İttihat ve Terakki Partisinin devamı olarak: CHP ve solundaki partiler. Ancak CHP, askerin siyasetin dışında tutulmasını savunmuştur.
CHP’nin dışındaki gelişmeler:
Kurtuluş Savaşı’nı başlatıp başarıya ulaştıran kadroların oluşturduğu ve bir seri devrimleri gerçekleştiren:
1946 yılında çok partili döneme geçerek demokrasiyi başlatan ve nihayet 1965 yılında sosyal demokrat bir parti kimliğine bürünerek, kendisini yenileyen CHP, 1950 yılından itibaren günümüze kadar tek başına (1978 yılında AP’den koparılan on bir milletvekili ile çok kısa bir süre iktidarda kalmıştır) iktidara gelemedi.
Halife sultan yönetimi altında asırlarca yönetilen toplumumuzun en temel hassasiyeti ve yumuşak karnını din oluşturmaktadır. Bu nedenle CHP karşıtları sürekli olarak bu alana vurmuşlardır. Cumhuriyet döneminde kurulan ilk siyasal parti olan Terakkiperver Cumhuriyet Fırkası, tüzüğüne “partimiz dine saygılıdır.” Yazarak, ilk olarak CHP’nin din konusunda hassasiyetinin olmadığını aktarmaya çalışmıştır.
Böylece CHP’nin dinsiz bir parti olduğu söylemi ortaya atılmış oldu. Siyasi partiler, örgüttür, tüzel kişilikleri vardır; örgütlerin ve tüzel kişiliklerin dini olmaz; örgütlerde görevli olanların yani gerçek kişiliği olanların dini olur.
İşte bu temel yaklaşımın altında;
Laiklik ilkesinin kabul edilmesi.(Laikliğin bir dinsizlik olarak değerlendirilmesi, Oysa laiklik, dinsizlik değil, devlet kurumları ve hukuk kurallarının din yerine akıl ve bilime dayandırılmasıdır.
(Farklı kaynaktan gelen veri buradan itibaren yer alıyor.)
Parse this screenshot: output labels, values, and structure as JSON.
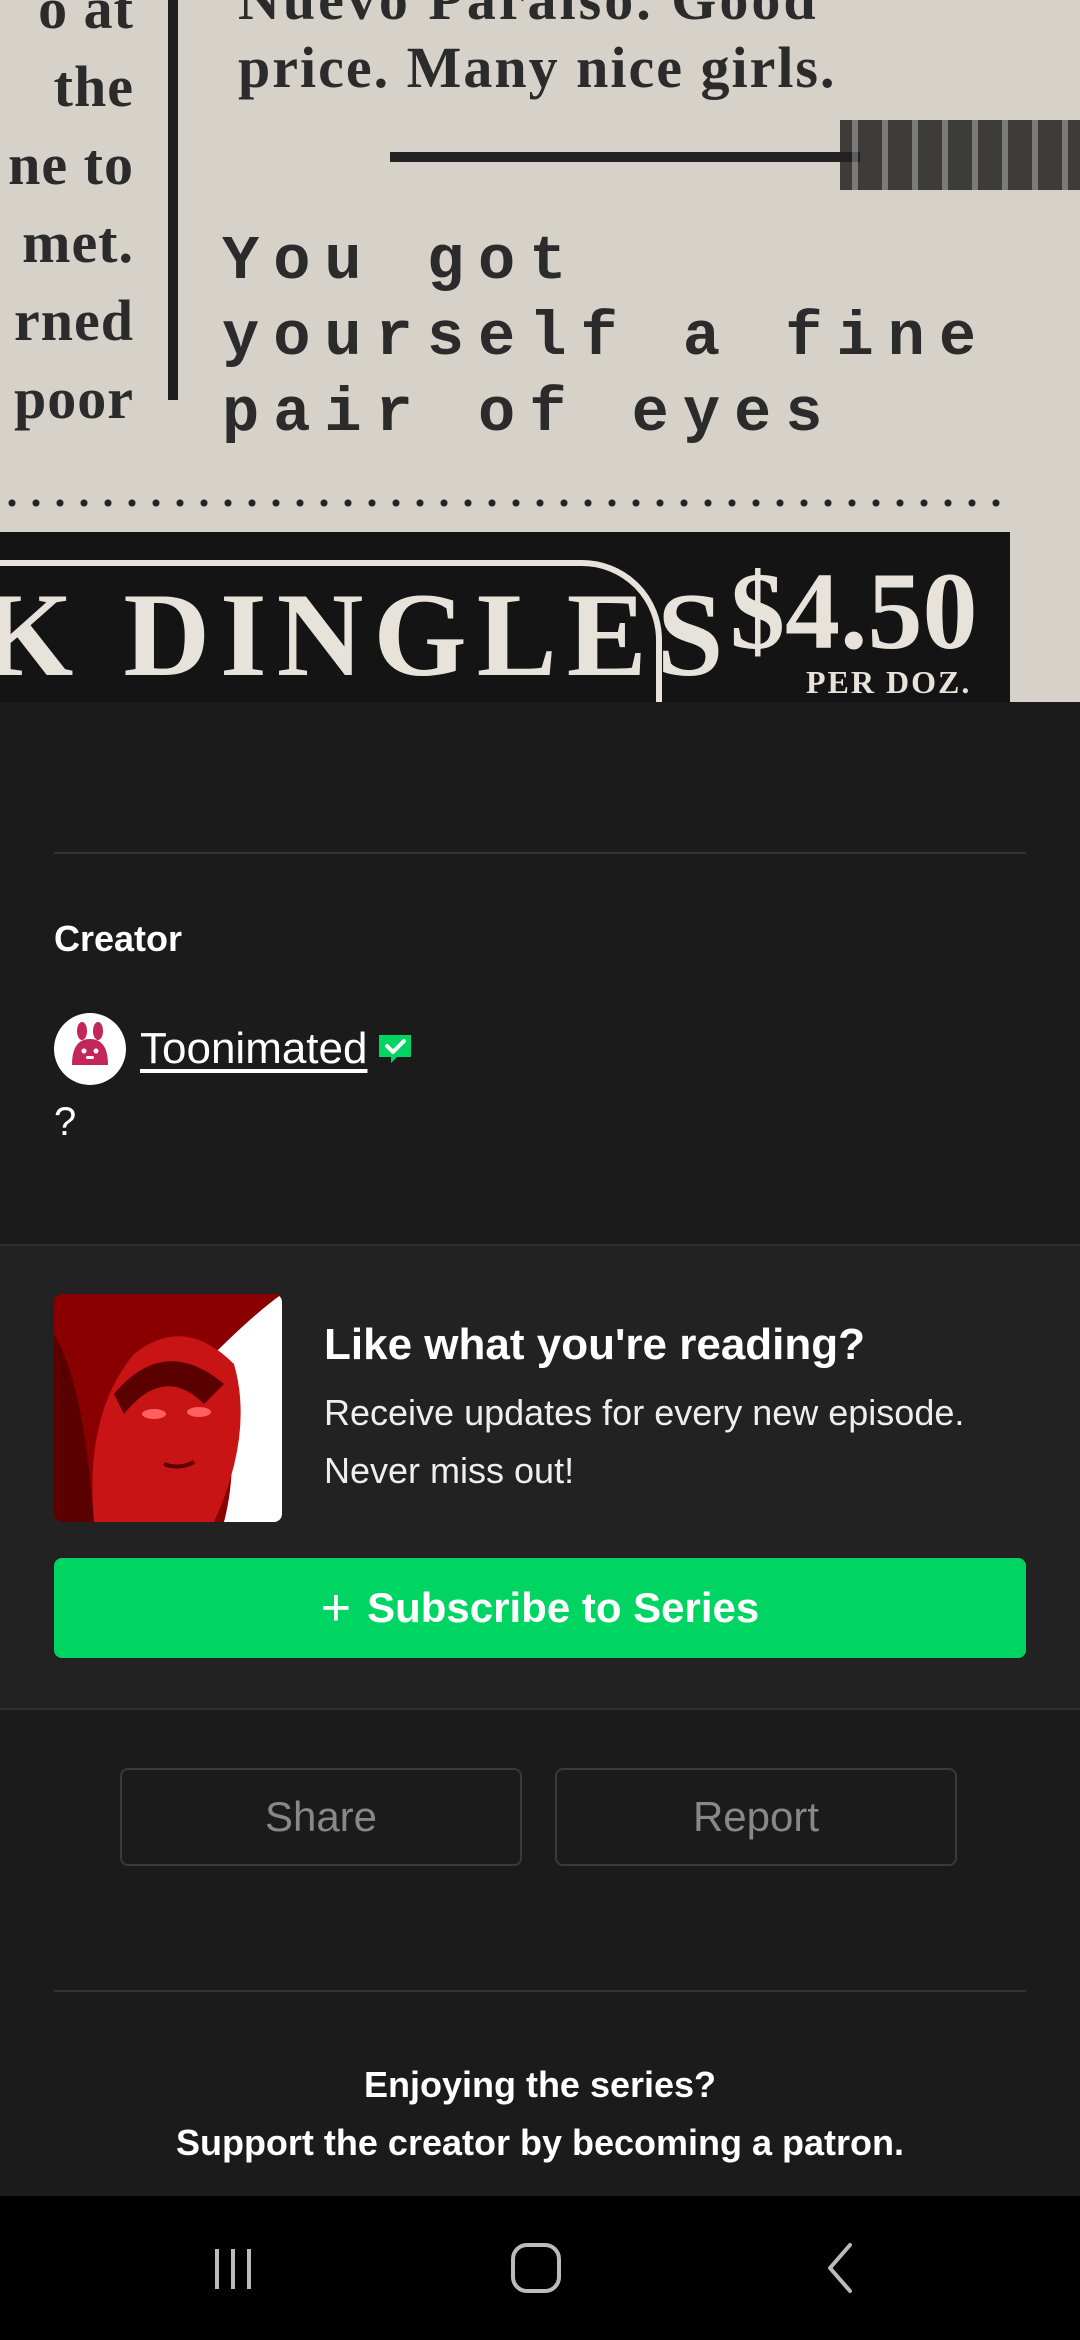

Bu nedenle de laiklik, din ve vicdan özgürlüğünün güvencesidir)
Hilafetin kaldırılması.
Tekke, zaviye ve medreselerin kapatılması.( Yeni muhalefet ilk ocaklarını tekkelerde ve medreselerde kuruyor, irticanın her türlüsüne serbestçe yaslanıyordu.)
Yeni Türk Alfabesinin kabul edilmesi ve şapka giyilmesine dair yasanın çıkarılması ve buna benzer devrimlerin yapılmasını, din karşıtlığı olarak değerlendiren ve dinle ilişkilendiren ve devrimler nedeniyle çıkarlarını kaybeden dinle geçinen kesimler, bir algı yaratarak, yarattıkları bu algı çerçevesinde azımsanmayacak bir yoğunlukta bir sosyolojik taban oluşturdular.
Bu kesimler siyasetlerini bu tabana dayanarak ve bu olgu çerçevesinde sürdürdüler.